Он остановился, ударил кулаком по столу и, скрежеща зубами, прибавил:
– Так бы и перегрыз всем горло!
У камина, поджав под себя голые пятки, сидела толстая женщина, которой на вид можно было дать и сорок и сто лет.
Она тоже была в одной рубашке и в вязаной юбке с заплатами из потертого сукна. Юбку наполовину прикрывал передник из грубого холста. Хоть женщина и съежилась и согнулась в три погибели, все же было видно, что она очень высокого роста. Рядом с мужем она казалась великаншей.
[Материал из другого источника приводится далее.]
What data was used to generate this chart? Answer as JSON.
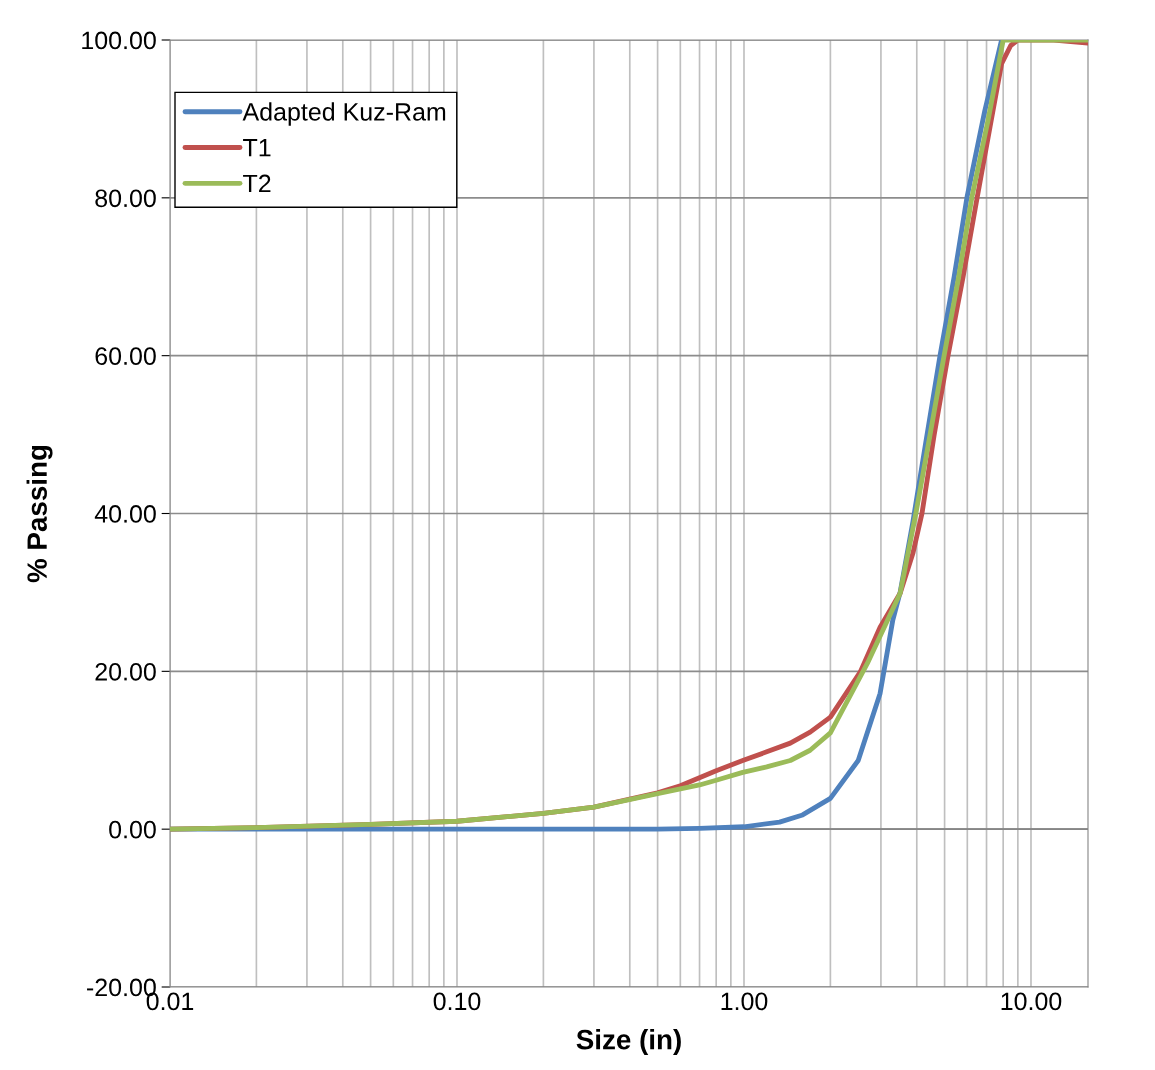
{
  "chart_data": {
    "type": "line",
    "xlabel": "Size (in)",
    "ylabel": "% Passing",
    "log": "x",
    "xlim": [
      0.01,
      15.8
    ],
    "xticks": [
      {
        "value": 0.01,
        "label": "0.01"
      },
      {
        "value": 0.1,
        "label": "0.10"
      },
      {
        "value": 1,
        "label": "1.00"
      },
      {
        "value": 10,
        "label": "10.00"
      }
    ],
    "ylim": [
      -20,
      100
    ],
    "yticks": [
      {
        "value": -20,
        "label": "-20.00"
      },
      {
        "value": 0,
        "label": "0.00"
      },
      {
        "value": 20,
        "label": "20.00"
      },
      {
        "value": 40,
        "label": "40.00"
      },
      {
        "value": 60,
        "label": "60.00"
      },
      {
        "value": 80,
        "label": "80.00"
      },
      {
        "value": 100,
        "label": "100.00"
      }
    ],
    "grid": true,
    "legend": "top left",
    "marker": "none",
    "line_style": "solid",
    "series": [
      {
        "name": "Adapted Kuz-Ram",
        "color": "#4f81bd",
        "x": [
          0.01,
          0.1,
          0.5,
          0.7,
          1.0,
          1.33,
          1.6,
          2.0,
          2.5,
          2.98,
          3.3,
          3.5,
          3.88,
          4.3,
          4.82,
          5.4,
          5.98,
          6.9,
          7.9
        ],
        "values": [
          0,
          0,
          0,
          0.1,
          0.3,
          0.9,
          1.8,
          3.9,
          8.7,
          17.2,
          26.5,
          30,
          39,
          49,
          60,
          70,
          80,
          91,
          100
        ]
      },
      {
        "name": "T1",
        "color": "#c0504d",
        "x": [
          0.01,
          0.02,
          0.05,
          0.1,
          0.2,
          0.3,
          0.5,
          0.6,
          0.8,
          0.99,
          1.2,
          1.45,
          1.7,
          2.0,
          2.54,
          2.98,
          3.5,
          3.88,
          4.17,
          4.6,
          5.14,
          5.8,
          6.49,
          7.2,
          7.9,
          8.5,
          9.0,
          10,
          12,
          15.8
        ],
        "values": [
          0,
          0.2,
          0.6,
          1.0,
          2.0,
          2.8,
          4.6,
          5.5,
          7.4,
          8.7,
          9.8,
          10.9,
          12.3,
          14.2,
          19.9,
          25.6,
          29.9,
          35,
          40,
          50,
          60,
          70,
          80,
          89,
          97,
          99.3,
          100,
          100,
          100,
          99.6
        ]
      },
      {
        "name": "T2",
        "color": "#9bbb59",
        "x": [
          0.01,
          0.02,
          0.05,
          0.1,
          0.2,
          0.3,
          0.5,
          0.7,
          0.8,
          0.99,
          1.2,
          1.45,
          1.7,
          2.0,
          2.69,
          3.5,
          3.97,
          4.45,
          4.98,
          5.6,
          6.22,
          7.1,
          8.0,
          10,
          15.8
        ],
        "values": [
          0,
          0.2,
          0.6,
          1.0,
          2.0,
          2.8,
          4.5,
          5.6,
          6.2,
          7.2,
          7.9,
          8.7,
          10.0,
          12.2,
          21,
          29.9,
          40,
          50,
          60,
          70,
          80,
          90,
          100,
          100,
          100
        ]
      }
    ]
  }
}
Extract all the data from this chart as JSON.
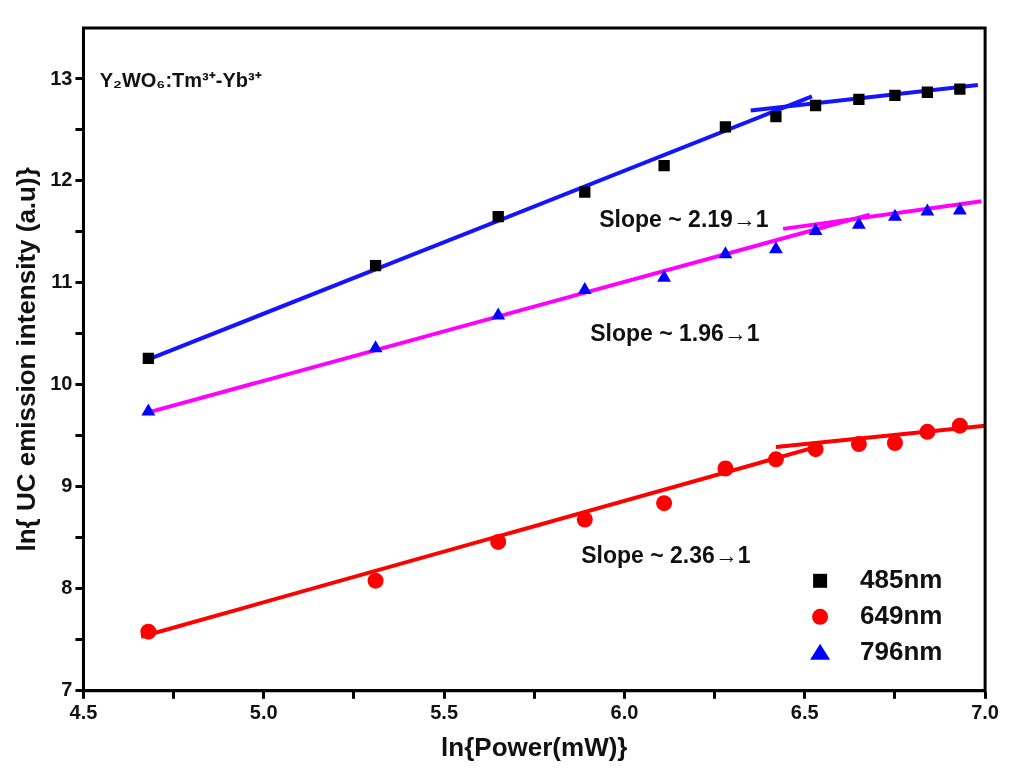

У нее были безобразные рыжевато-соломенные с проседью волосы, в которые она то и дело запускала толстые, лоснящиеся пальцы с плоскими ногтями.
Рядом с ней на полу валялась открытая книга такого же формата, что и лежавшая на столе, вероятно, продолжение романа.
На одной из постелей Мариус заметил полураздетую мертвенно бледную долговязую девочку, – она сидела, свесив ноги, и, казалось, ничего не слышала, не видела, не дышала.
Это, конечно, была младшая сестра приходившей к нему девушки.
На первый взгляд ей можно было дать лет одиннадцать-двенадцать. Но присмотревшись, вы убеждались, что ей не меньше четырнадцати. Это была та самая девочка, которая накануне вечером говорила на бульваре: «А я как припущу! Как припущу!»
Она принадлежала к той хилой породе, которая долго отстает в развитии, а потом вырастает внезапно и сразу. Именно нищета – рассадник этой жалкой людской поросли. У подобных существ нет ни детства, ни отрочества. В пятнадцать лет они выглядят двенадцатилетними, в шестнадцать – двадцатилетними. Сегодня – девочка, завтра – женщина. Они как будто нарочно бегут бегом по жизни, чтобы поскорей покончить с нею.
Сейчас это создание казалось еще ребенком.
Ничто в комнате не указывало на занятие каким-либо трудом: не было в ней ни станка, ни прялки, ни инструмента. В углу валялся подозрительный железный лом. Здесь царила угрюмая лень – спутница отчаяния и предвестница смерти.